Despertó de golpe y miró el reloj. Eran las 4:45 AM. Se asomó por la ventana pero no vio nada. Otra pesadilla, comenzaba a hartarse de ellas. La mujer con la que se lió aquella noche dormía como un oso junto a él. Mirándola dormir, se arrepintió de haberla conocido en aquel bar unas horas antes. No sabía cómo iba a deshacerse de ella por la mañana, cuando ya no tuviera ganas de contacto humano.

Se recostó de nuevo, pero después de dar varias vueltas sobre la cama, decidió que lo mejor era levantarse. No parecía que el sueño fuera a regresar. Caminó hacia la cocina, abrió el refrigerador y sacó tres rábanos pequeños. Le gustaba comerlos así, solitos, sin siquiera ponerles un poquito de limón. No sabía por qué exactamente, pero ese sabor fuerte lo encontraba confortador. No recordaba cuándo había comenzado la fijación por ellos, tal vez fue en el verano de 1968, cuando su abuela le ofrecía esos vegetales directos de su cosecha personal. Charlie los tomaba en sus manos, mugrientas de jugar en la tierra, y los metía en su boca sintiendo el frenesí de sabores en su lengua.

Hacer memoria de aquellos días en Nueva York, cuando aún era un niñato en un pequeño departamento en el East Village, siempre le traía sensaciones agridulces en el cuerpo. Sumergirse en aquellas vivencias lo hacía implorar por un trago que se llevara los recuerdos como las olas del mar.

Ahora, a sus 62 años, Charlie Kaufman no podía creer que aún comía sus rábanos mientras miraba a la nada, con una mujer desconocida en su alcoba y una mano casi petrificada en una botella de whisky. Su objetivo, como casi diario, era embriagarse lo suficiente para caer en un sueño pesado y así las constantes pesadillas que sufría no pudieran hacerse presentes. Pero difícilmente lo lograba.

En sus sueños se sabía vigilado por un dron toda la noche y despertaba con mucho miedo, el pulso agitado y la ropa empapada. Aparecía en cuanto cerraba los ojos, un incesante zumbido lo anunciaba. Por alguna razón, este aparatejo se presentaba en su inconsciente. Muchas noches no sabía si era un sueño o no, podía jurar que escuchaba el vibrar de sus hélices, pero cuando se asomaba sólo encontraba la calle desierta y el movimiento insolente de las ramas del árbol de afuera. Por más que quería darle sentido a las pesadillas, no lograba entender por qué alguien lo espiaría. No tenía mucho dinero y pasaba la mayor parte de sus días ebrio. Pocas veces salía de casa y, cuando lo hacía, era sólo para ir al bar que se encontraba a dos cuadras. Sin embargo, la paranoia lo seguía como una sombra.
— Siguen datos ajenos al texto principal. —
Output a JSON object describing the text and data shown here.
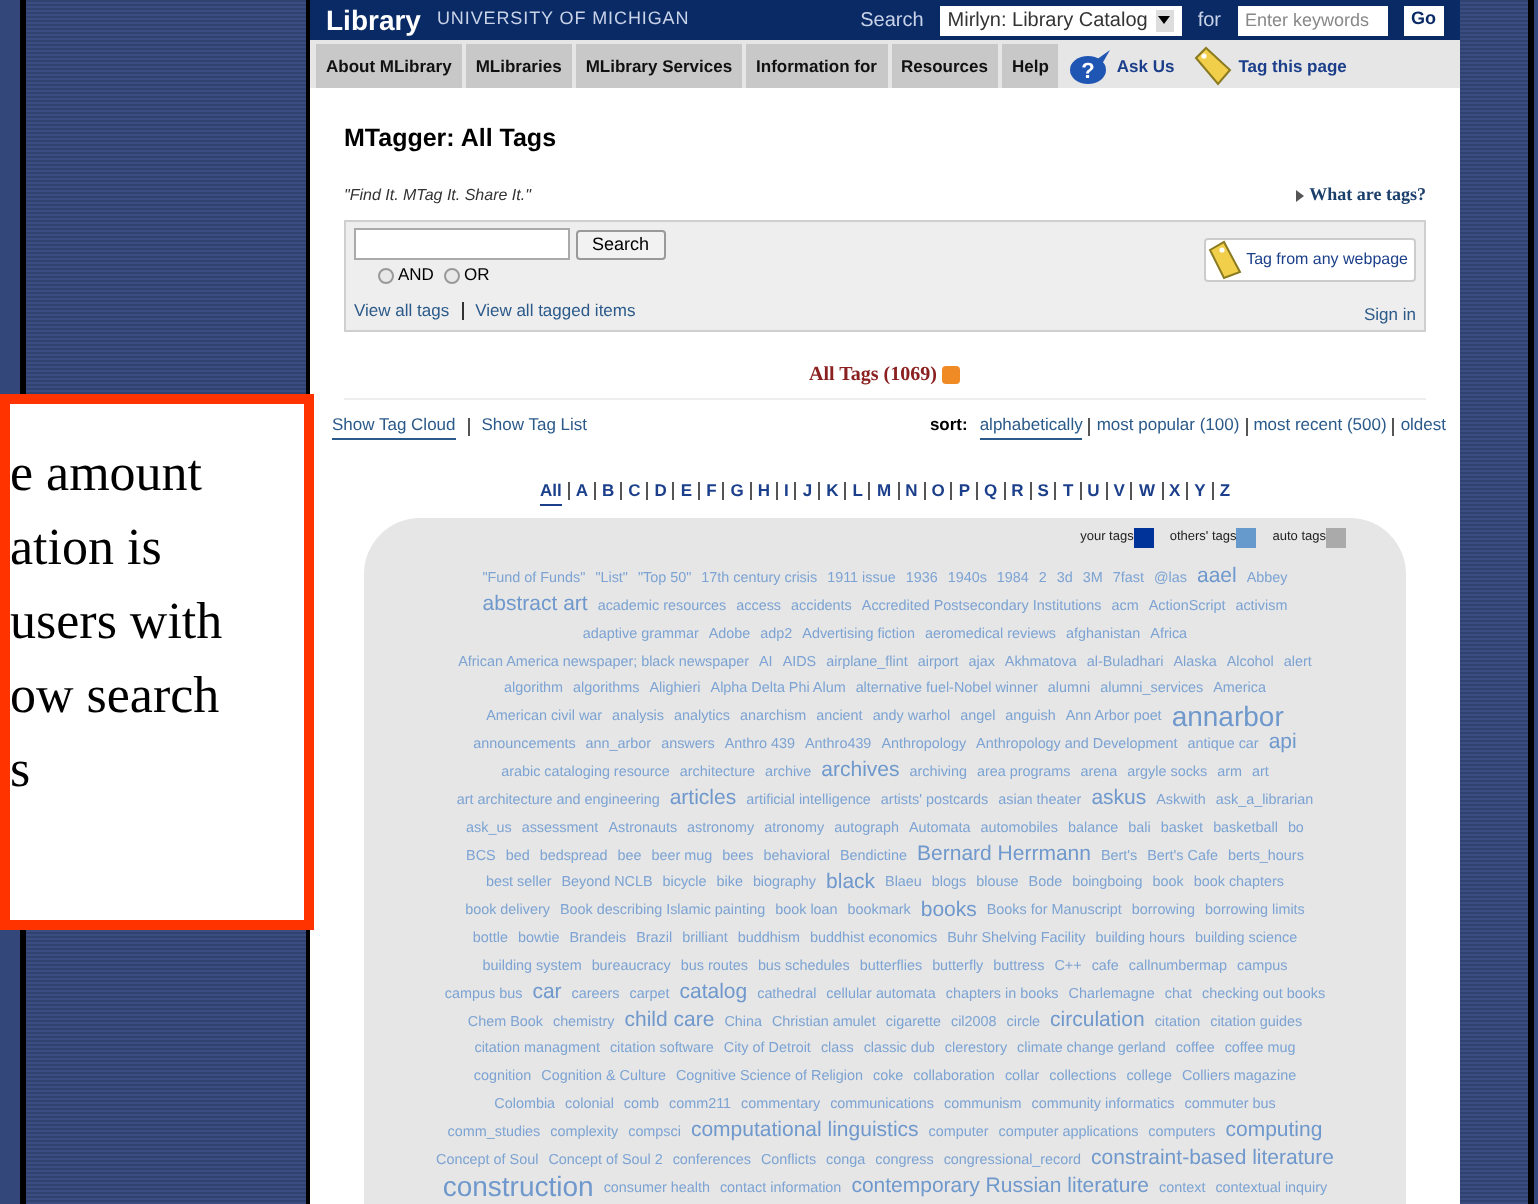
{
  "header": {
    "logo": "Library",
    "university": "UNIVERSITY OF MICHIGAN",
    "search_label": "Search",
    "catalog_select": "Mirlyn: Library Catalog",
    "for_label": "for",
    "keyword_placeholder": "Enter keywords",
    "go_button": "Go"
  },
  "nav": [
    {
      "label": "About MLibrary",
      "kind": "tab"
    },
    {
      "label": "MLibraries",
      "kind": "tab"
    },
    {
      "label": "MLibrary Services",
      "kind": "tab"
    },
    {
      "label": "Information for",
      "kind": "tab"
    },
    {
      "label": "Resources",
      "kind": "tab"
    },
    {
      "label": "Help",
      "kind": "tab"
    },
    {
      "label": "Ask Us",
      "kind": "ask",
      "icon_text": "?"
    },
    {
      "label": "Tag this page",
      "kind": "tag"
    }
  ],
  "page_title": "MTagger: All Tags",
  "tagline": "\"Find It. MTag It. Share It.\"",
  "what_are_tags": "What are tags?",
  "search": {
    "button": "Search",
    "options": [
      {
        "label": "AND",
        "selected": false
      },
      {
        "label": "OR",
        "selected": false
      }
    ],
    "links": [
      "View all tags",
      "View all tagged items"
    ],
    "sign_in": "Sign in",
    "tag_button": "Tag from any webpage"
  },
  "all_tags_heading": "All Tags (1069)",
  "view_links": [
    {
      "label": "Show Tag Cloud",
      "selected": true
    },
    {
      "label": "Show Tag List",
      "selected": false
    }
  ],
  "sort_label": "sort:",
  "sort_options": [
    {
      "label": "alphabetically",
      "selected": true
    },
    {
      "label": "most popular (100)",
      "selected": false
    },
    {
      "label": "most recent (500)",
      "selected": false
    },
    {
      "label": "oldest",
      "selected": false
    }
  ],
  "letters": [
    {
      "label": "All",
      "selected": true
    },
    {
      "label": "A",
      "selected": false
    },
    {
      "label": "B",
      "selected": false
    },
    {
      "label": "C",
      "selected": false
    },
    {
      "label": "D",
      "selected": false
    },
    {
      "label": "E",
      "selected": false
    },
    {
      "label": "F",
      "selected": false
    },
    {
      "label": "G",
      "selected": false
    },
    {
      "label": "H",
      "selected": false
    },
    {
      "label": "I",
      "selected": false
    },
    {
      "label": "J",
      "selected": false
    },
    {
      "label": "K",
      "selected": false
    },
    {
      "label": "L",
      "selected": false
    },
    {
      "label": "M",
      "selected": false
    },
    {
      "label": "N",
      "selected": false
    },
    {
      "label": "O",
      "selected": false
    },
    {
      "label": "P",
      "selected": false
    },
    {
      "label": "Q",
      "selected": false
    },
    {
      "label": "R",
      "selected": false
    },
    {
      "label": "S",
      "selected": false
    },
    {
      "label": "T",
      "selected": false
    },
    {
      "label": "U",
      "selected": false
    },
    {
      "label": "V",
      "selected": false
    },
    {
      "label": "W",
      "selected": false
    },
    {
      "label": "X",
      "selected": false
    },
    {
      "label": "Y",
      "selected": false
    },
    {
      "label": "Z",
      "selected": false
    }
  ],
  "legend": [
    {
      "label": "your tags",
      "color": "#003399"
    },
    {
      "label": "others' tags",
      "color": "#6699cc"
    },
    {
      "label": "auto tags",
      "color": "#aaaaaa"
    }
  ],
  "tag_rows": [
    [
      {
        "text": "\"Fund of Funds\"",
        "kind": "small"
      },
      {
        "text": "\"List\"",
        "kind": "small"
      },
      {
        "text": "\"Top 50\"",
        "kind": "small"
      },
      {
        "text": "17th century crisis",
        "kind": "small"
      },
      {
        "text": "1911 issue",
        "kind": "small"
      },
      {
        "text": "1936",
        "kind": "small"
      },
      {
        "text": "1940s",
        "kind": "small"
      },
      {
        "text": "1984",
        "kind": "small"
      },
      {
        "text": "2",
        "kind": "small"
      },
      {
        "text": "3d",
        "kind": "small"
      },
      {
        "text": "3M",
        "kind": "small"
      },
      {
        "text": "7fast",
        "kind": "small"
      },
      {
        "text": "@las",
        "kind": "small"
      },
      {
        "text": "aael",
        "kind": "medium"
      },
      {
        "text": "Abbey",
        "kind": "small"
      }
    ],
    [
      {
        "text": "abstract art",
        "kind": "medium"
      },
      {
        "text": "academic resources",
        "kind": "small"
      },
      {
        "text": "access",
        "kind": "small"
      },
      {
        "text": "accidents",
        "kind": "small"
      },
      {
        "text": "Accredited Postsecondary Institutions",
        "kind": "small"
      },
      {
        "text": "acm",
        "kind": "small"
      },
      {
        "text": "ActionScript",
        "kind": "small"
      },
      {
        "text": "activism",
        "kind": "small"
      }
    ],
    [
      {
        "text": "adaptive grammar",
        "kind": "small"
      },
      {
        "text": "Adobe",
        "kind": "small"
      },
      {
        "text": "adp2",
        "kind": "small"
      },
      {
        "text": "Advertising fiction",
        "kind": "small"
      },
      {
        "text": "aeromedical reviews",
        "kind": "small"
      },
      {
        "text": "afghanistan",
        "kind": "small"
      },
      {
        "text": "Africa",
        "kind": "small"
      }
    ],
    [
      {
        "text": "African America newspaper; black newspaper",
        "kind": "small"
      },
      {
        "text": "AI",
        "kind": "small"
      },
      {
        "text": "AIDS",
        "kind": "small"
      },
      {
        "text": "airplane_flint",
        "kind": "small"
      },
      {
        "text": "airport",
        "kind": "small"
      },
      {
        "text": "ajax",
        "kind": "small"
      },
      {
        "text": "Akhmatova",
        "kind": "small"
      },
      {
        "text": "al-Buladhari",
        "kind": "small"
      },
      {
        "text": "Alaska",
        "kind": "small"
      },
      {
        "text": "Alcohol",
        "kind": "small"
      },
      {
        "text": "alert",
        "kind": "small"
      }
    ],
    [
      {
        "text": "algorithm",
        "kind": "small"
      },
      {
        "text": "algorithms",
        "kind": "small"
      },
      {
        "text": "Alighieri",
        "kind": "small"
      },
      {
        "text": "Alpha Delta Phi Alum",
        "kind": "small"
      },
      {
        "text": "alternative fuel-Nobel winner",
        "kind": "small"
      },
      {
        "text": "alumni",
        "kind": "small"
      },
      {
        "text": "alumni_services",
        "kind": "small"
      },
      {
        "text": "America",
        "kind": "small"
      }
    ],
    [
      {
        "text": "American civil war",
        "kind": "small"
      },
      {
        "text": "analysis",
        "kind": "small"
      },
      {
        "text": "analytics",
        "kind": "small"
      },
      {
        "text": "anarchism",
        "kind": "small"
      },
      {
        "text": "ancient",
        "kind": "small"
      },
      {
        "text": "andy warhol",
        "kind": "small"
      },
      {
        "text": "angel",
        "kind": "small"
      },
      {
        "text": "anguish",
        "kind": "small"
      },
      {
        "text": "Ann Arbor poet",
        "kind": "small"
      },
      {
        "text": "annarbor",
        "kind": "large"
      }
    ],
    [
      {
        "text": "announcements",
        "kind": "small"
      },
      {
        "text": "ann_arbor",
        "kind": "small"
      },
      {
        "text": "answers",
        "kind": "small"
      },
      {
        "text": "Anthro 439",
        "kind": "small"
      },
      {
        "text": "Anthro439",
        "kind": "small"
      },
      {
        "text": "Anthropology",
        "kind": "small"
      },
      {
        "text": "Anthropology and Development",
        "kind": "small"
      },
      {
        "text": "antique car",
        "kind": "small"
      },
      {
        "text": "api",
        "kind": "medium"
      }
    ],
    [
      {
        "text": "arabic cataloging resource",
        "kind": "small"
      },
      {
        "text": "architecture",
        "kind": "small"
      },
      {
        "text": "archive",
        "kind": "small"
      },
      {
        "text": "archives",
        "kind": "medium"
      },
      {
        "text": "archiving",
        "kind": "small"
      },
      {
        "text": "area programs",
        "kind": "small"
      },
      {
        "text": "arena",
        "kind": "small"
      },
      {
        "text": "argyle socks",
        "kind": "small"
      },
      {
        "text": "arm",
        "kind": "small"
      },
      {
        "text": "art",
        "kind": "small"
      }
    ],
    [
      {
        "text": "art architecture and engineering",
        "kind": "small"
      },
      {
        "text": "articles",
        "kind": "medium"
      },
      {
        "text": "artificial intelligence",
        "kind": "small"
      },
      {
        "text": "artists' postcards",
        "kind": "small"
      },
      {
        "text": "asian theater",
        "kind": "small"
      },
      {
        "text": "askus",
        "kind": "medium"
      },
      {
        "text": "Askwith",
        "kind": "small"
      },
      {
        "text": "ask_a_librarian",
        "kind": "small"
      }
    ],
    [
      {
        "text": "ask_us",
        "kind": "small"
      },
      {
        "text": "assessment",
        "kind": "small"
      },
      {
        "text": "Astronauts",
        "kind": "small"
      },
      {
        "text": "astronomy",
        "kind": "small"
      },
      {
        "text": "atronomy",
        "kind": "small"
      },
      {
        "text": "autograph",
        "kind": "small"
      },
      {
        "text": "Automata",
        "kind": "small"
      },
      {
        "text": "automobiles",
        "kind": "small"
      },
      {
        "text": "balance",
        "kind": "small"
      },
      {
        "text": "bali",
        "kind": "small"
      },
      {
        "text": "basket",
        "kind": "small"
      },
      {
        "text": "basketball",
        "kind": "small"
      },
      {
        "text": "bo",
        "kind": "small"
      }
    ],
    [
      {
        "text": "BCS",
        "kind": "small"
      },
      {
        "text": "bed",
        "kind": "small"
      },
      {
        "text": "bedspread",
        "kind": "small"
      },
      {
        "text": "bee",
        "kind": "small"
      },
      {
        "text": "beer mug",
        "kind": "small"
      },
      {
        "text": "bees",
        "kind": "small"
      },
      {
        "text": "behavioral",
        "kind": "small"
      },
      {
        "text": "Bendictine",
        "kind": "small"
      },
      {
        "text": "Bernard Herrmann",
        "kind": "medium"
      },
      {
        "text": "Bert's",
        "kind": "small"
      },
      {
        "text": "Bert's Cafe",
        "kind": "small"
      },
      {
        "text": "berts_hours",
        "kind": "small"
      }
    ],
    [
      {
        "text": "best seller",
        "kind": "small"
      },
      {
        "text": "Beyond NCLB",
        "kind": "small"
      },
      {
        "text": "bicycle",
        "kind": "small"
      },
      {
        "text": "bike",
        "kind": "small"
      },
      {
        "text": "biography",
        "kind": "small"
      },
      {
        "text": "black",
        "kind": "medium"
      },
      {
        "text": "Blaeu",
        "kind": "small"
      },
      {
        "text": "blogs",
        "kind": "small"
      },
      {
        "text": "blouse",
        "kind": "small"
      },
      {
        "text": "Bode",
        "kind": "small"
      },
      {
        "text": "boingboing",
        "kind": "small"
      },
      {
        "text": "book",
        "kind": "small"
      },
      {
        "text": "book chapters",
        "kind": "small"
      }
    ],
    [
      {
        "text": "book delivery",
        "kind": "small"
      },
      {
        "text": "Book describing Islamic painting",
        "kind": "small"
      },
      {
        "text": "book loan",
        "kind": "small"
      },
      {
        "text": "bookmark",
        "kind": "small"
      },
      {
        "text": "books",
        "kind": "medium"
      },
      {
        "text": "Books for Manuscript",
        "kind": "small"
      },
      {
        "text": "borrowing",
        "kind": "small"
      },
      {
        "text": "borrowing limits",
        "kind": "small"
      }
    ],
    [
      {
        "text": "bottle",
        "kind": "small"
      },
      {
        "text": "bowtie",
        "kind": "small"
      },
      {
        "text": "Brandeis",
        "kind": "small"
      },
      {
        "text": "Brazil",
        "kind": "small"
      },
      {
        "text": "brilliant",
        "kind": "small"
      },
      {
        "text": "buddhism",
        "kind": "small"
      },
      {
        "text": "buddhist economics",
        "kind": "small"
      },
      {
        "text": "Buhr Shelving Facility",
        "kind": "small"
      },
      {
        "text": "building hours",
        "kind": "small"
      },
      {
        "text": "building science",
        "kind": "small"
      }
    ],
    [
      {
        "text": "building system",
        "kind": "small"
      },
      {
        "text": "bureaucracy",
        "kind": "small"
      },
      {
        "text": "bus routes",
        "kind": "small"
      },
      {
        "text": "bus schedules",
        "kind": "small"
      },
      {
        "text": "butterflies",
        "kind": "small"
      },
      {
        "text": "butterfly",
        "kind": "small"
      },
      {
        "text": "buttress",
        "kind": "small"
      },
      {
        "text": "C++",
        "kind": "small"
      },
      {
        "text": "cafe",
        "kind": "small"
      },
      {
        "text": "callnumbermap",
        "kind": "small"
      },
      {
        "text": "campus",
        "kind": "small"
      }
    ],
    [
      {
        "text": "campus bus",
        "kind": "small"
      },
      {
        "text": "car",
        "kind": "medium"
      },
      {
        "text": "careers",
        "kind": "small"
      },
      {
        "text": "carpet",
        "kind": "small"
      },
      {
        "text": "catalog",
        "kind": "medium"
      },
      {
        "text": "cathedral",
        "kind": "small"
      },
      {
        "text": "cellular automata",
        "kind": "small"
      },
      {
        "text": "chapters in books",
        "kind": "small"
      },
      {
        "text": "Charlemagne",
        "kind": "small"
      },
      {
        "text": "chat",
        "kind": "small"
      },
      {
        "text": "checking out books",
        "kind": "small"
      }
    ],
    [
      {
        "text": "Chem Book",
        "kind": "small"
      },
      {
        "text": "chemistry",
        "kind": "small"
      },
      {
        "text": "child care",
        "kind": "medium"
      },
      {
        "text": "China",
        "kind": "small"
      },
      {
        "text": "Christian amulet",
        "kind": "small"
      },
      {
        "text": "cigarette",
        "kind": "small"
      },
      {
        "text": "cil2008",
        "kind": "small"
      },
      {
        "text": "circle",
        "kind": "small"
      },
      {
        "text": "circulation",
        "kind": "medium"
      },
      {
        "text": "citation",
        "kind": "small"
      },
      {
        "text": "citation guides",
        "kind": "small"
      }
    ],
    [
      {
        "text": "citation managment",
        "kind": "small"
      },
      {
        "text": "citation software",
        "kind": "small"
      },
      {
        "text": "City of Detroit",
        "kind": "small"
      },
      {
        "text": "class",
        "kind": "small"
      },
      {
        "text": "classic dub",
        "kind": "small"
      },
      {
        "text": "clerestory",
        "kind": "small"
      },
      {
        "text": "climate change gerland",
        "kind": "small"
      },
      {
        "text": "coffee",
        "kind": "small"
      },
      {
        "text": "coffee mug",
        "kind": "small"
      }
    ],
    [
      {
        "text": "cognition",
        "kind": "small"
      },
      {
        "text": "Cognition & Culture",
        "kind": "small"
      },
      {
        "text": "Cognitive Science of Religion",
        "kind": "small"
      },
      {
        "text": "coke",
        "kind": "small"
      },
      {
        "text": "collaboration",
        "kind": "small"
      },
      {
        "text": "collar",
        "kind": "small"
      },
      {
        "text": "collections",
        "kind": "small"
      },
      {
        "text": "college",
        "kind": "small"
      },
      {
        "text": "Colliers magazine",
        "kind": "small"
      }
    ],
    [
      {
        "text": "Colombia",
        "kind": "small"
      },
      {
        "text": "colonial",
        "kind": "small"
      },
      {
        "text": "comb",
        "kind": "small"
      },
      {
        "text": "comm211",
        "kind": "small"
      },
      {
        "text": "commentary",
        "kind": "small"
      },
      {
        "text": "communications",
        "kind": "small"
      },
      {
        "text": "communism",
        "kind": "small"
      },
      {
        "text": "community informatics",
        "kind": "small"
      },
      {
        "text": "commuter bus",
        "kind": "small"
      }
    ],
    [
      {
        "text": "comm_studies",
        "kind": "small"
      },
      {
        "text": "complexity",
        "kind": "small"
      },
      {
        "text": "compsci",
        "kind": "small"
      },
      {
        "text": "computational linguistics",
        "kind": "medium"
      },
      {
        "text": "computer",
        "kind": "small"
      },
      {
        "text": "computer applications",
        "kind": "small"
      },
      {
        "text": "computers",
        "kind": "small"
      },
      {
        "text": "computing",
        "kind": "medium"
      }
    ],
    [
      {
        "text": "Concept of Soul",
        "kind": "small"
      },
      {
        "text": "Concept of Soul 2",
        "kind": "small"
      },
      {
        "text": "conferences",
        "kind": "small"
      },
      {
        "text": "Conflicts",
        "kind": "small"
      },
      {
        "text": "conga",
        "kind": "small"
      },
      {
        "text": "congress",
        "kind": "small"
      },
      {
        "text": "congressional_record",
        "kind": "small"
      },
      {
        "text": "constraint-based literature",
        "kind": "medium"
      }
    ],
    [
      {
        "text": "construction",
        "kind": "large"
      },
      {
        "text": "consumer health",
        "kind": "small"
      },
      {
        "text": "contact information",
        "kind": "small"
      },
      {
        "text": "contemporary Russian literature",
        "kind": "medium"
      },
      {
        "text": "context",
        "kind": "small"
      },
      {
        "text": "contextual inquiry",
        "kind": "small"
      }
    ]
  ],
  "callout": {
    "lines": [
      "e amount",
      "ation is",
      "users with",
      "ow search",
      "s"
    ]
  }
}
Esa madrugada, después de varios tragos, comenzó a quedarse dormido. Los párpados ya le pesaban cuando escuchó de nuevo el zumbido. Se levantó rápidamente para ir a la ventana pero cada vez que se asomaba el sonido cambiaba de lugar. Corrió a la estancia pero no vio nada. El sonido se repitió en la recámara, esta vez más fuerte que antes. Se precipitó por el departamento hasta llegar al cuarto pero el ruido ya se había marchado a otra parte.

“Charlie, ¿qué pasa?”, instigó la desconocida desde la cama, despierta debido al alboroto.

“Un dron nos espió por la ventana”, contestó el otro sin dejar de asomarse, “puedo escucharlo zumbar”. La chica lo miró extrañada y se diluyó entre las sábanas otra vez. El zumbido, cada vez mayor, no parecía perturbarla. Pero a Charlie ya le taladraba la cabeza.

“¡Basta! ¡Basta!”, gritaba mientras trataba de distinguir de qué ventana venía ahora. El sonido iba incrementando y Charlie se sumergía en un rincón, atormentado por el ruido. Tenía miedo y el corazón se le quería salir. Zoom, zoom, zoom, se escuchaba, cada vez más alto por todo el departamento.

Se despertó de golpe y miró el reloj. Eran las 4:45 AM. La calle estaba en silencio y junto a él una mujer dormía profundamente. Supo entonces que lo había soñado todo, pero, ¿por qué tenía el sabor de los rábanos tan fresco en su boca?